Please write any birth preferences you may have – NHS Maternity Records

I’ve been persuaded to write my birth plan. I’ll be 37 weeks pregnant on Friday so I guess it’s now or never.

Why did I need persuading? Well my first labour wasn’t a pleasant experience. It wasn’t at the hospital where I’d planned to have JD and it was dirty and understaffed. Nevertheless, I took a beautiful baby boy home, so since then I’ve figured it may as well be left to chance.

Lately though, the ‘birth plan’ pages in my maternity notes have been looking at me accusingly, so I asked around on Twitter for others to share their thoughts (big thanks in particular to @zsk @doc1online and @JanMinihane).

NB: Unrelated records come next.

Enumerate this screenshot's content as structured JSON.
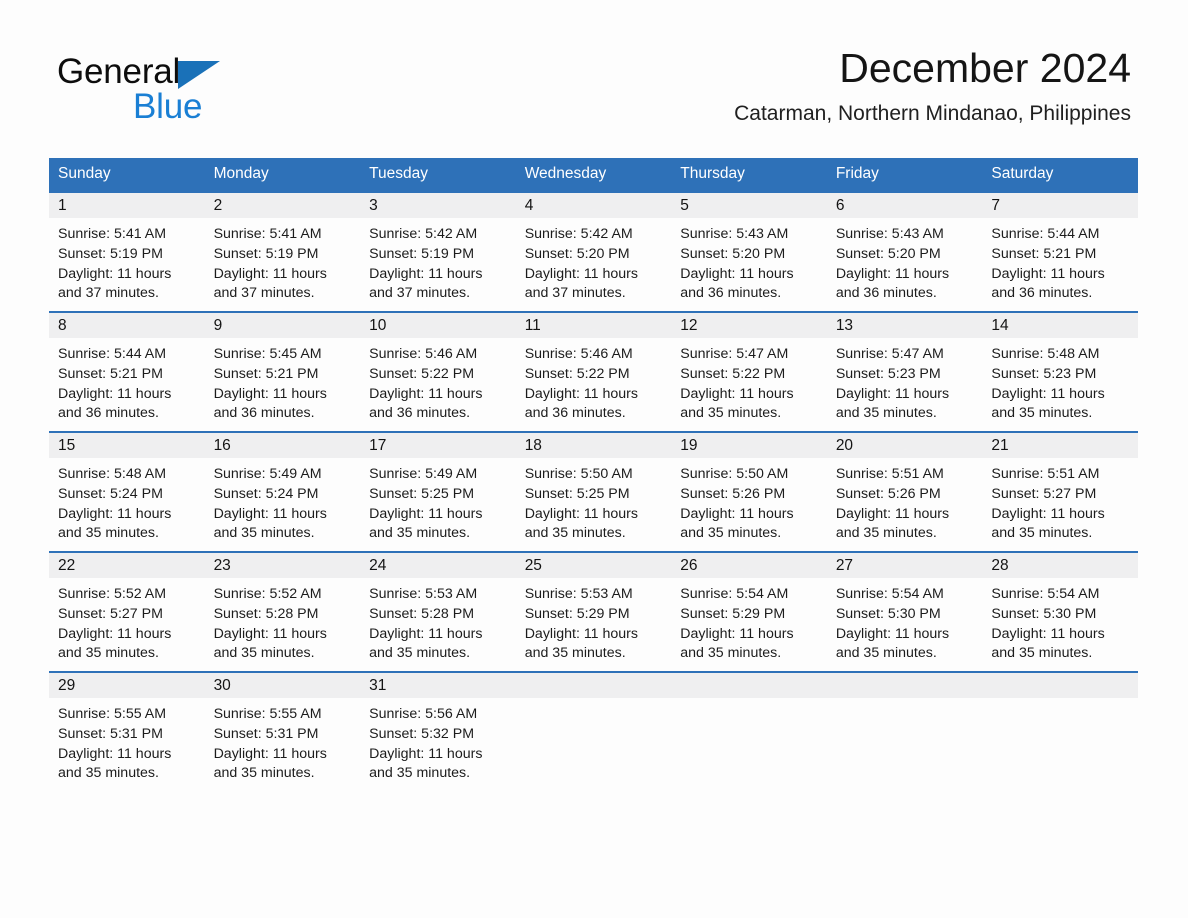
{
  "logo": {
    "word_general": "General",
    "word_blue": "Blue",
    "triangle_color": "#1a71b8",
    "blue_text_color": "#1a7fd4"
  },
  "header": {
    "title": "December 2024",
    "subtitle": "Catarman, Northern Mindanao, Philippines"
  },
  "theme": {
    "header_bg": "#2e71b8",
    "header_text": "#ffffff",
    "daynum_band_bg": "#efeff0",
    "page_bg": "#fdfdfd",
    "row_divider": "#2e71b8"
  },
  "calendar": {
    "columns": [
      "Sunday",
      "Monday",
      "Tuesday",
      "Wednesday",
      "Thursday",
      "Friday",
      "Saturday"
    ],
    "weeks": [
      [
        {
          "day": "1",
          "sunrise": "Sunrise: 5:41 AM",
          "sunset": "Sunset: 5:19 PM",
          "daylight_line1": "Daylight: 11 hours",
          "daylight_line2": "and 37 minutes."
        },
        {
          "day": "2",
          "sunrise": "Sunrise: 5:41 AM",
          "sunset": "Sunset: 5:19 PM",
          "daylight_line1": "Daylight: 11 hours",
          "daylight_line2": "and 37 minutes."
        },
        {
          "day": "3",
          "sunrise": "Sunrise: 5:42 AM",
          "sunset": "Sunset: 5:19 PM",
          "daylight_line1": "Daylight: 11 hours",
          "daylight_line2": "and 37 minutes."
        },
        {
          "day": "4",
          "sunrise": "Sunrise: 5:42 AM",
          "sunset": "Sunset: 5:20 PM",
          "daylight_line1": "Daylight: 11 hours",
          "daylight_line2": "and 37 minutes."
        },
        {
          "day": "5",
          "sunrise": "Sunrise: 5:43 AM",
          "sunset": "Sunset: 5:20 PM",
          "daylight_line1": "Daylight: 11 hours",
          "daylight_line2": "and 36 minutes."
        },
        {
          "day": "6",
          "sunrise": "Sunrise: 5:43 AM",
          "sunset": "Sunset: 5:20 PM",
          "daylight_line1": "Daylight: 11 hours",
          "daylight_line2": "and 36 minutes."
        },
        {
          "day": "7",
          "sunrise": "Sunrise: 5:44 AM",
          "sunset": "Sunset: 5:21 PM",
          "daylight_line1": "Daylight: 11 hours",
          "daylight_line2": "and 36 minutes."
        }
      ],
      [
        {
          "day": "8",
          "sunrise": "Sunrise: 5:44 AM",
          "sunset": "Sunset: 5:21 PM",
          "daylight_line1": "Daylight: 11 hours",
          "daylight_line2": "and 36 minutes."
        },
        {
          "day": "9",
          "sunrise": "Sunrise: 5:45 AM",
          "sunset": "Sunset: 5:21 PM",
          "daylight_line1": "Daylight: 11 hours",
          "daylight_line2": "and 36 minutes."
        },
        {
          "day": "10",
          "sunrise": "Sunrise: 5:46 AM",
          "sunset": "Sunset: 5:22 PM",
          "daylight_line1": "Daylight: 11 hours",
          "daylight_line2": "and 36 minutes."
        },
        {
          "day": "11",
          "sunrise": "Sunrise: 5:46 AM",
          "sunset": "Sunset: 5:22 PM",
          "daylight_line1": "Daylight: 11 hours",
          "daylight_line2": "and 36 minutes."
        },
        {
          "day": "12",
          "sunrise": "Sunrise: 5:47 AM",
          "sunset": "Sunset: 5:22 PM",
          "daylight_line1": "Daylight: 11 hours",
          "daylight_line2": "and 35 minutes."
        },
        {
          "day": "13",
          "sunrise": "Sunrise: 5:47 AM",
          "sunset": "Sunset: 5:23 PM",
          "daylight_line1": "Daylight: 11 hours",
          "daylight_line2": "and 35 minutes."
        },
        {
          "day": "14",
          "sunrise": "Sunrise: 5:48 AM",
          "sunset": "Sunset: 5:23 PM",
          "daylight_line1": "Daylight: 11 hours",
          "daylight_line2": "and 35 minutes."
        }
      ],
      [
        {
          "day": "15",
          "sunrise": "Sunrise: 5:48 AM",
          "sunset": "Sunset: 5:24 PM",
          "daylight_line1": "Daylight: 11 hours",
          "daylight_line2": "and 35 minutes."
        },
        {
          "day": "16",
          "sunrise": "Sunrise: 5:49 AM",
          "sunset": "Sunset: 5:24 PM",
          "daylight_line1": "Daylight: 11 hours",
          "daylight_line2": "and 35 minutes."
        },
        {
          "day": "17",
          "sunrise": "Sunrise: 5:49 AM",
          "sunset": "Sunset: 5:25 PM",
          "daylight_line1": "Daylight: 11 hours",
          "daylight_line2": "and 35 minutes."
        },
        {
          "day": "18",
          "sunrise": "Sunrise: 5:50 AM",
          "sunset": "Sunset: 5:25 PM",
          "daylight_line1": "Daylight: 11 hours",
          "daylight_line2": "and 35 minutes."
        },
        {
          "day": "19",
          "sunrise": "Sunrise: 5:50 AM",
          "sunset": "Sunset: 5:26 PM",
          "daylight_line1": "Daylight: 11 hours",
          "daylight_line2": "and 35 minutes."
        },
        {
          "day": "20",
          "sunrise": "Sunrise: 5:51 AM",
          "sunset": "Sunset: 5:26 PM",
          "daylight_line1": "Daylight: 11 hours",
          "daylight_line2": "and 35 minutes."
        },
        {
          "day": "21",
          "sunrise": "Sunrise: 5:51 AM",
          "sunset": "Sunset: 5:27 PM",
          "daylight_line1": "Daylight: 11 hours",
          "daylight_line2": "and 35 minutes."
        }
      ],
      [
        {
          "day": "22",
          "sunrise": "Sunrise: 5:52 AM",
          "sunset": "Sunset: 5:27 PM",
          "daylight_line1": "Daylight: 11 hours",
          "daylight_line2": "and 35 minutes."
        },
        {
          "day": "23",
          "sunrise": "Sunrise: 5:52 AM",
          "sunset": "Sunset: 5:28 PM",
          "daylight_line1": "Daylight: 11 hours",
          "daylight_line2": "and 35 minutes."
        },
        {
          "day": "24",
          "sunrise": "Sunrise: 5:53 AM",
          "sunset": "Sunset: 5:28 PM",
          "daylight_line1": "Daylight: 11 hours",
          "daylight_line2": "and 35 minutes."
        },
        {
          "day": "25",
          "sunrise": "Sunrise: 5:53 AM",
          "sunset": "Sunset: 5:29 PM",
          "daylight_line1": "Daylight: 11 hours",
          "daylight_line2": "and 35 minutes."
        },
        {
          "day": "26",
          "sunrise": "Sunrise: 5:54 AM",
          "sunset": "Sunset: 5:29 PM",
          "daylight_line1": "Daylight: 11 hours",
          "daylight_line2": "and 35 minutes."
        },
        {
          "day": "27",
          "sunrise": "Sunrise: 5:54 AM",
          "sunset": "Sunset: 5:30 PM",
          "daylight_line1": "Daylight: 11 hours",
          "daylight_line2": "and 35 minutes."
        },
        {
          "day": "28",
          "sunrise": "Sunrise: 5:54 AM",
          "sunset": "Sunset: 5:30 PM",
          "daylight_line1": "Daylight: 11 hours",
          "daylight_line2": "and 35 minutes."
        }
      ],
      [
        {
          "day": "29",
          "sunrise": "Sunrise: 5:55 AM",
          "sunset": "Sunset: 5:31 PM",
          "daylight_line1": "Daylight: 11 hours",
          "daylight_line2": "and 35 minutes."
        },
        {
          "day": "30",
          "sunrise": "Sunrise: 5:55 AM",
          "sunset": "Sunset: 5:31 PM",
          "daylight_line1": "Daylight: 11 hours",
          "daylight_line2": "and 35 minutes."
        },
        {
          "day": "31",
          "sunrise": "Sunrise: 5:56 AM",
          "sunset": "Sunset: 5:32 PM",
          "daylight_line1": "Daylight: 11 hours",
          "daylight_line2": "and 35 minutes."
        },
        {
          "day": "",
          "sunrise": "",
          "sunset": "",
          "daylight_line1": "",
          "daylight_line2": ""
        },
        {
          "day": "",
          "sunrise": "",
          "sunset": "",
          "daylight_line1": "",
          "daylight_line2": ""
        },
        {
          "day": "",
          "sunrise": "",
          "sunset": "",
          "daylight_line1": "",
          "daylight_line2": ""
        },
        {
          "day": "",
          "sunrise": "",
          "sunset": "",
          "daylight_line1": "",
          "daylight_line2": ""
        }
      ]
    ]
  }
}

The consensus was that the midwives won’t have time to read it and things probably won’t go entirely to plan, but it’s useful to have everything written down in one place, if only to help focus your mind on what you want, and as a reference for your panicking partner if he’s asked to make any decisions ;)

So here’s mine…

Support in labour?

  • I’d like my husband, Mark to be there
  • If something goes wrong, or I get scared, I know from last time that I’ll want my mum there too

What will I bring with me?

  • My hospital bag is already packed with clothes, toiletries, decaf tea bags, soya milk and a Kindle for me, plus her first outfit, blankets and some changing kit
  • I’m really not fussed about music, the pain will be quite enough to think about

Things I’ll do to cope / relax?

  • I’ve been a bit lax – no NCT classes. I just want my husband there, that will keep me calm
  • To be allowed to walk around a lot
  • Access to a bath would be good – splashing water over my stomach really helped with the contractions last time

Pain relief?

  • Tried TENS last time – hated it
  • No pethidine / diamorphine / epidural
  • Gas and air will be very welcome once we get to the pushing stage

After the birth?

  • Managed third stage
  • Delivered on to my stomach
  • Mark to cut the cord
  • Discover the sex ourselves (Mark will probably tell me)
  • Skin-to-skin contact
  • Feed her straight away
  • Mark to dress her after first feed
  • Happy for baby to have Vitamin K injection
  • I will need an Anti D injection

If things progress slowly / there’s a problem?

  • Play it by ear – I’d prefer to be induced / waters broken / cesarean only as a last resort

So, what do you think? Is a birth plan essential prep or wishful thinking? Have you written / did you write yours?